Güney Amerika ve Avusturalya kaldı. Onun haricinde dünyanın her yerini gezdim.

Şimdilerde günleriniz nasıl geçiyor Hocam neler yapıyorsunuz?
Çiçek dikiyorum, ağaçlarımı buduyorum. Plaklarımdan birisini takıp hafif bir müzik dinlerken aynı zamanda ruhumu dinlendiriyorum. Daha çok kendimle, bahçemle ve sağ olsunlar ziyaret eden sevdiklerimle zamanım geçip gidiyor.

Kıymetli Hocam yeni başlayan hekimlere tavsiyeleriniz var mı peki?
Yeni hekimlere en önemli tavsiyem, gelen her hastayı kendi aileleri gibi görsünler. Kendi annesi, kendi babası, kendi canlarına müdahale eder gibi muamele etsinler. Yabancılaşmasınlar hastalara. Arkadaş olsun kırmasınlar gönüllerini. Kendilerini hekimlik noktasında yeterli görmenin ötesinde sürekli daha nasıl ilerleyebiliriz düsturuyla devam etsinler yollarına…

Dostunun dilinden Rıfat Patır…

Yol mu önemli yoksa o yolda sana eşlik eden yolcu mu? Benim gördüğüm manzarada 'yolcu …'

Öyle sırtlamışlar ki dostluklarını şimdilerde kaybolmaya yüz tutmuş, samimiyetini ve içtenliğini kaybetmiş dostluklara inat kenetlenmişler birbirlerine… Onunla da yetinmeyip kadim dostu Dr. Rıfat Patır'ın hayatını konu alan 'Bir güzel insan Yaşayan Efsane' isminde bir de kitap atfetmiş kendisine…

Yazar Bahri Güven, Kıymetli Rıfat Ağabeyimle diye başlıyor sözlerine.

 '14 Mart 2012 Tıp Bayramı'nda Kanal D'de yayınlanan 'Doktorum' programına onur konuğu olarak Rıfat ağabeyimin teşrifi üzerine beraber gittiğimizde çok güzel bir anımız oldu.

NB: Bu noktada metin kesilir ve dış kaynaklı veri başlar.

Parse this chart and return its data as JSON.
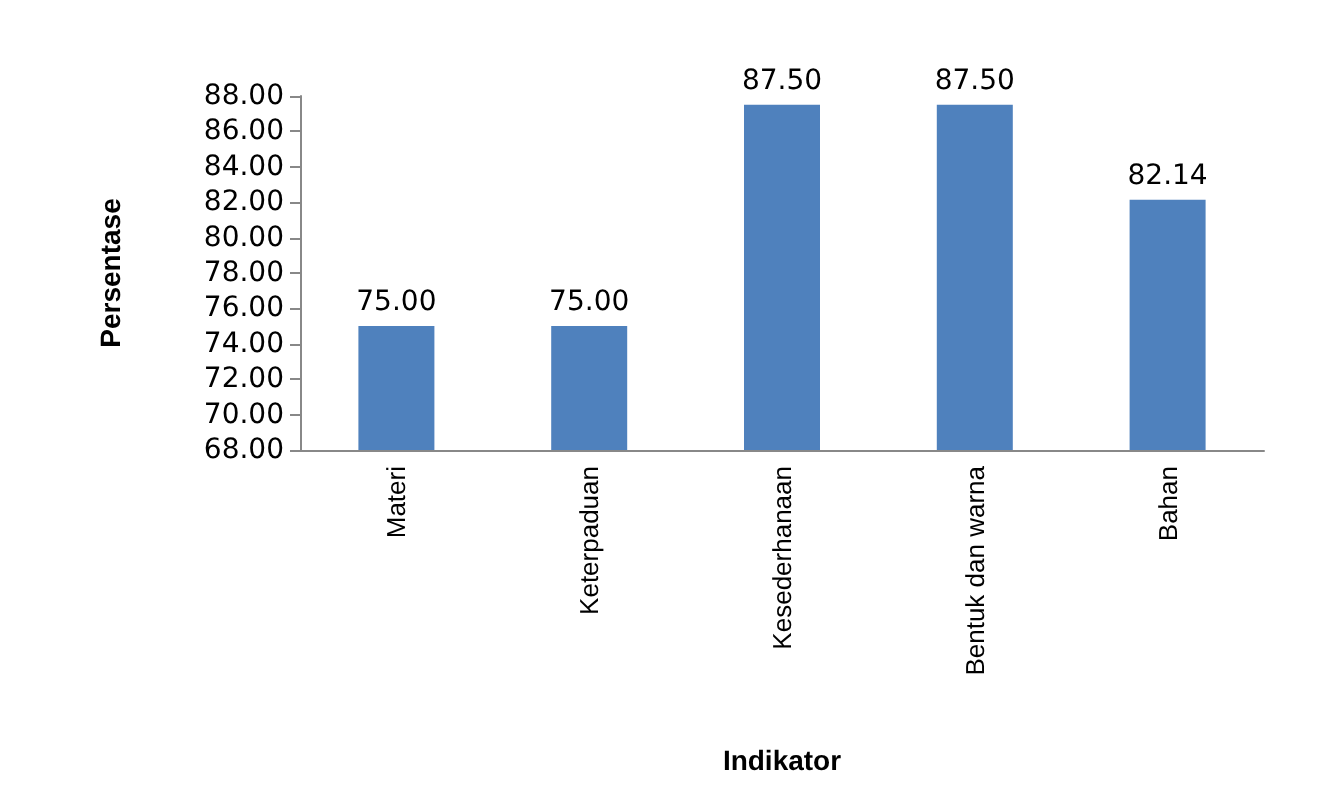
{
  "chart_data": {
    "type": "bar",
    "xlabel": "Indikator",
    "ylabel": "Persentase",
    "categories": [
      "Materi",
      "Keterpaduan",
      "Kesederhanaan",
      "Bentuk dan warna",
      "Bahan"
    ],
    "values": [
      75.0,
      75.0,
      87.5,
      87.5,
      82.14
    ],
    "value_labels": [
      "75.00",
      "75.00",
      "87.50",
      "87.50",
      "82.14"
    ],
    "color": "#4f81bd",
    "ylim": [
      68,
      88
    ],
    "yticks": [
      {
        "value": 68,
        "label": "68.00"
      },
      {
        "value": 70,
        "label": "70.00"
      },
      {
        "value": 72,
        "label": "72.00"
      },
      {
        "value": 74,
        "label": "74.00"
      },
      {
        "value": 76,
        "label": "76.00"
      },
      {
        "value": 78,
        "label": "78.00"
      },
      {
        "value": 80,
        "label": "80.00"
      },
      {
        "value": 82,
        "label": "82.00"
      },
      {
        "value": 84,
        "label": "84.00"
      },
      {
        "value": 86,
        "label": "86.00"
      },
      {
        "value": 88,
        "label": "88.00"
      }
    ],
    "grid": false
  }
}
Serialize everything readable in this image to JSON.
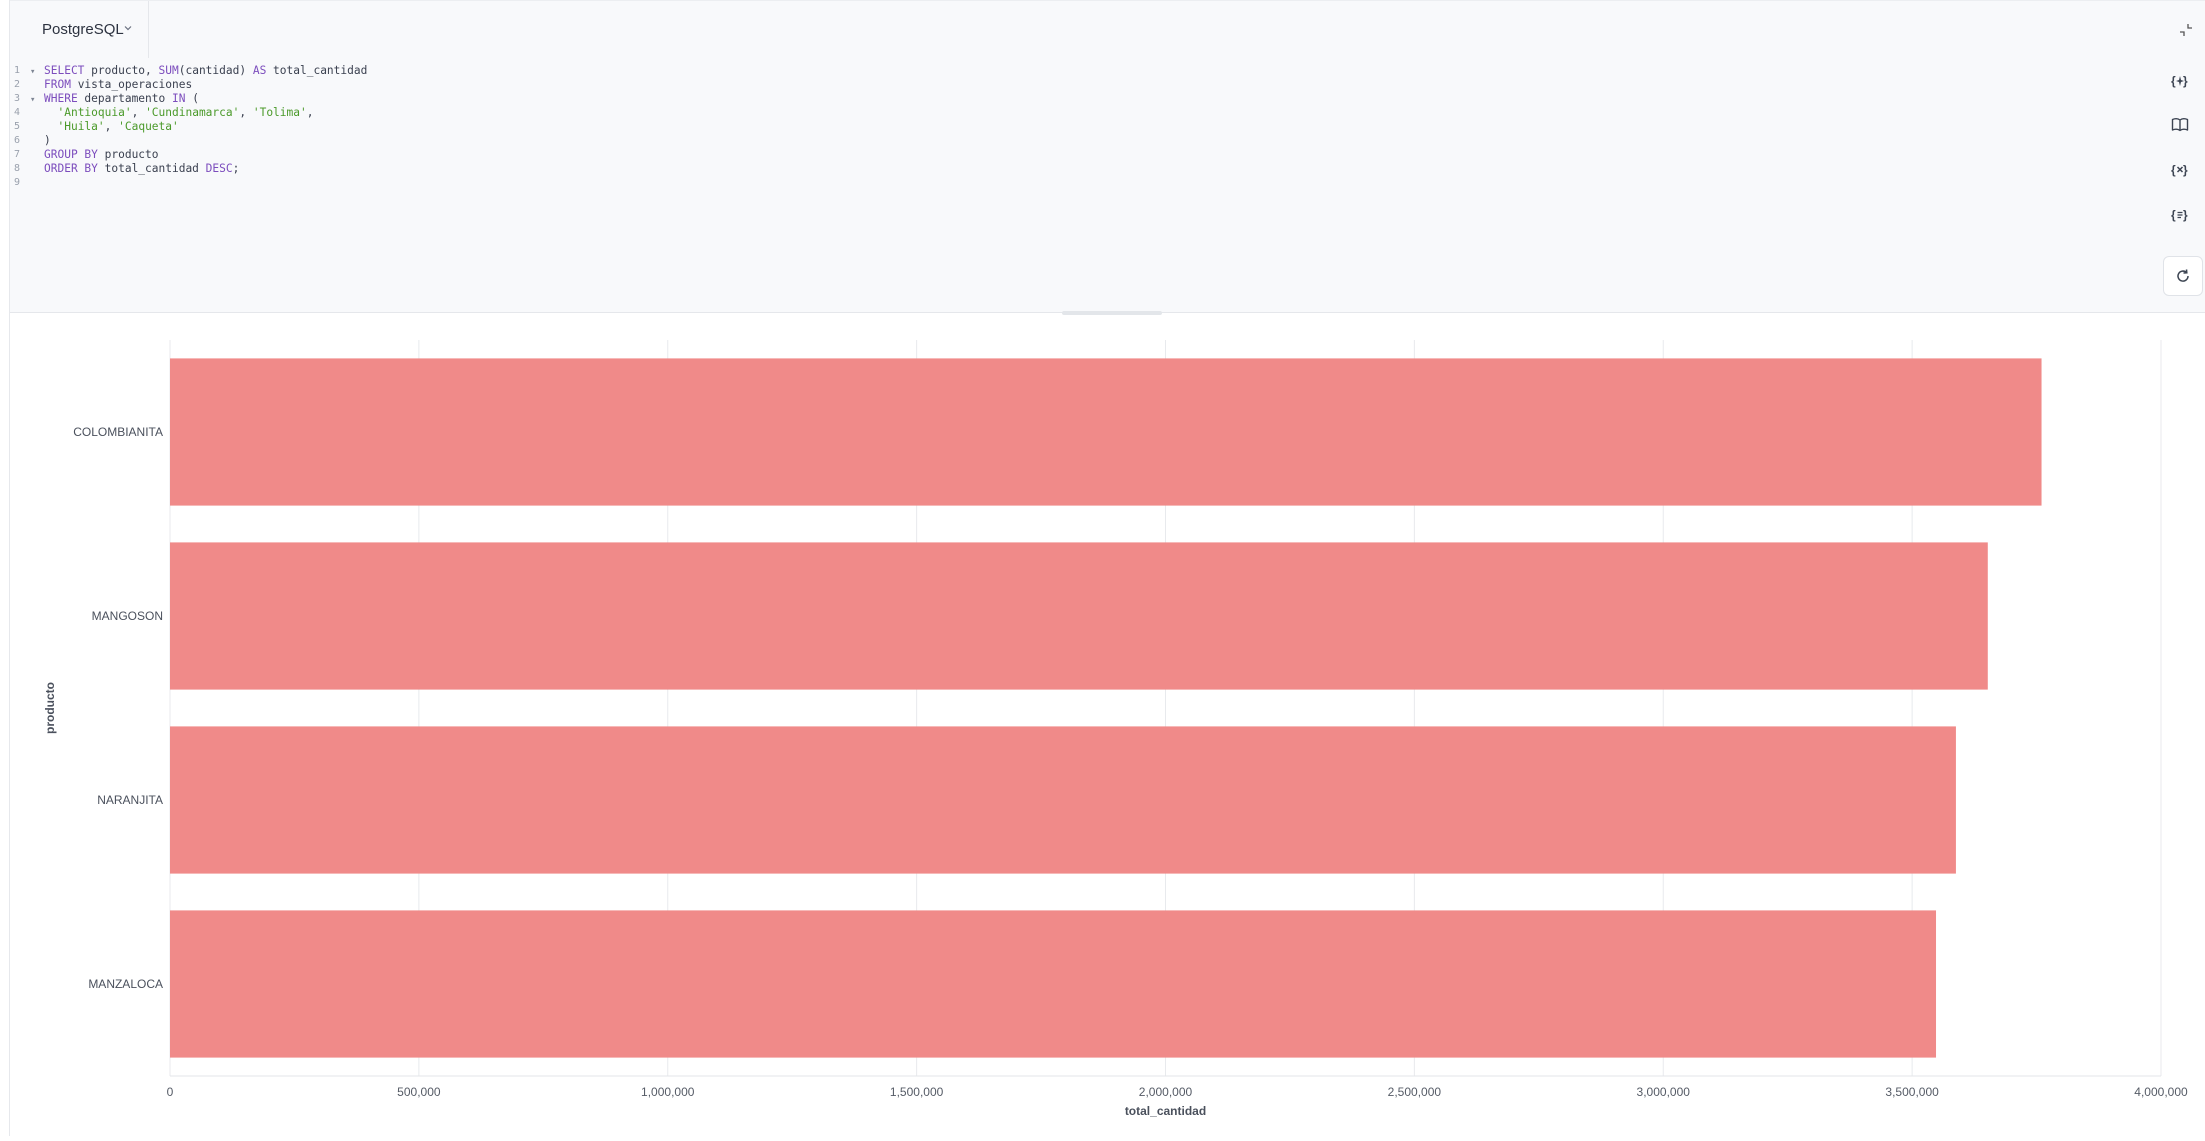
{
  "toolbar": {
    "dialect_label": "PostgreSQL",
    "dialect_chevron_icon": "chevron-down-icon",
    "collapse_icon": "collapse-arrows-icon"
  },
  "editor": {
    "lines": [
      {
        "n": "1",
        "fold": true
      },
      {
        "n": "2",
        "fold": false
      },
      {
        "n": "3",
        "fold": true
      },
      {
        "n": "4",
        "fold": false
      },
      {
        "n": "5",
        "fold": false
      },
      {
        "n": "6",
        "fold": false
      },
      {
        "n": "7",
        "fold": false
      },
      {
        "n": "8",
        "fold": false
      },
      {
        "n": "9",
        "fold": false
      }
    ],
    "tokens": {
      "l1": [
        "SELECT",
        " producto, ",
        "SUM",
        "(cantidad) ",
        "AS",
        " total_cantidad"
      ],
      "l2": [
        "FROM",
        " vista_operaciones"
      ],
      "l3": [
        "WHERE",
        " departamento ",
        "IN",
        " ("
      ],
      "l4": [
        "  ",
        "'Antioquia'",
        ", ",
        "'Cundinamarca'",
        ", ",
        "'Tolima'",
        ","
      ],
      "l5": [
        "  ",
        "'Huila'",
        ", ",
        "'Caqueta'"
      ],
      "l6": [
        ")"
      ],
      "l7": [
        "GROUP BY",
        " producto"
      ],
      "l8": [
        "ORDER BY",
        " total_cantidad ",
        "DESC",
        ";"
      ]
    },
    "side_tools": [
      {
        "name": "ai-assist-icon",
        "glyph": "{ }"
      },
      {
        "name": "book-icon",
        "glyph": ""
      },
      {
        "name": "variables-icon",
        "glyph": "{×}"
      },
      {
        "name": "format-icon",
        "glyph": "{≡}"
      }
    ],
    "refresh_icon": "refresh-icon"
  },
  "chart_data": {
    "type": "bar",
    "orientation": "horizontal",
    "categories": [
      "COLOMBIANITA",
      "MANGOSON",
      "NARANJITA",
      "MANZALOCA"
    ],
    "values": [
      3760000,
      3652000,
      3588000,
      3548000
    ],
    "xlabel": "total_cantidad",
    "ylabel": "producto",
    "xlim": [
      0,
      4000000
    ],
    "xticks": [
      0,
      500000,
      1000000,
      1500000,
      2000000,
      2500000,
      3000000,
      3500000,
      4000000
    ],
    "xtick_labels": [
      "0",
      "500,000",
      "1,000,000",
      "1,500,000",
      "2,000,000",
      "2,500,000",
      "3,000,000",
      "3,500,000",
      "4,000,000"
    ],
    "bar_color": "#f08a89",
    "grid": true
  }
}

Tıp profesörleri ve tıp öğrencilerinin olduğu programda Rıfat ağabeyimin gariban doktoru olduğundan ve ihtiyaç sahibi ailelerden Cuma günleri tedavi için ücret almadığından bahsetmiştim.

Programın bittiği akşam Rıfat ağabeyim Hindistan'a gezmeye gitti. Türkiye'ye döndükten sonra beni arıyor gülerek diyor ki: "Yozgat'tan 1 minibüs hasta Cuma günü muayeneye geldi… Cuma olması münasebetiyle de hiç ödeme yapmadan gitti. Faturasını sana yazdım…"

Karşılıklı uzunca güldük… Öyle yüce gönüllü bir insandır ki onları kırmamak adına hiç bir şey dememiş ve muayene ve tedavilerini de yapmış.
Hatta gençlik dönemlerinde doktorların az olup hastaların sıraya dizildiği ve çok yoğun olduğu bir zamanda aileler gelip yorulmasınlar diye 'Doktorum Yanıtlıyor' isimli bir kitap yazıyor. Basit hastalıkların nasıl tedavi edildiğini anlatan bu kitabı halka ücretsiz dağıtıyor.